Not really, no.
You'd be far better off calling in the Dutch and having some dykes put in and drying out an area of shallow water or building like Venice on piles in shallow water.
Floating is a problem
Even when single floating habitat is reasonably practical multiple floating habitats become a problem. Two vessels alongside each other cause damage at the contact points, the larger the movement the more damage.
Compound mobile structures are a problem
Consider the movement of a compound pendulum, it's chaotic. You're linking masses together either close enough that they constantly do direct damage or far enough apart that you're building a complex compound pendulum system.
Anchored objects move
Have you ever stood near a large tower block in a wind? The wind around any large structure is changed, normally amplified as it flows round the structure. Anchored ships (and other structures) move around in the wind. And in the waves, and the current, and with the tide. An ocean world will have significant waves, currents, winds, and tides, your structures are going to have significant movement caused by all of these things. The wind could cause serious issues as you have created structures large enough to significantly affect airflow and hence objects downwind differently from the initial objects.
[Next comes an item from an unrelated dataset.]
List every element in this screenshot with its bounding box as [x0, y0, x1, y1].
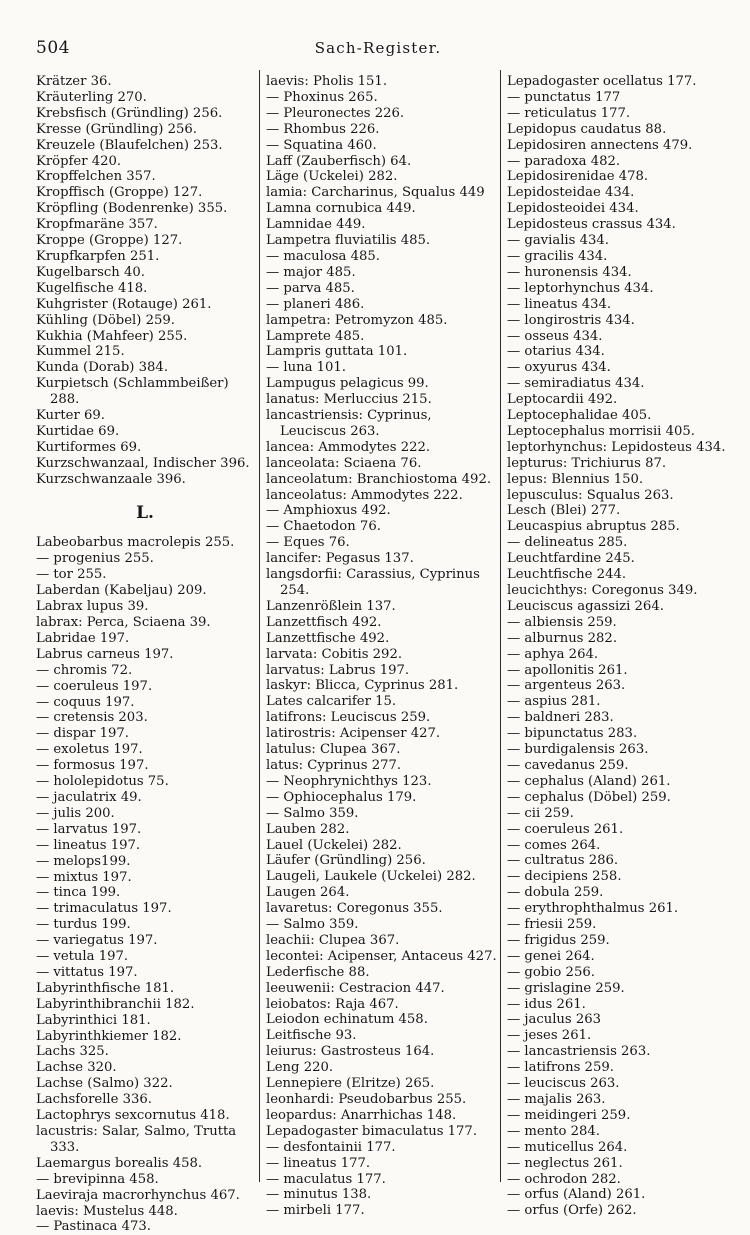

Add this to the previous two factors and you have a city that will shred itself in short order.
Options
You could potentially build on shallow water oil rig platforms that are effectively set on piles into the ocean floor, this is still a temporary option as you're fundamentally isolated from natural resources. You'd be far better off building dykes and pumping up the seabed to expand the available dry land. See Netherlands, Hong Kong, Dubai (though they do it for other reasons) for practical examples.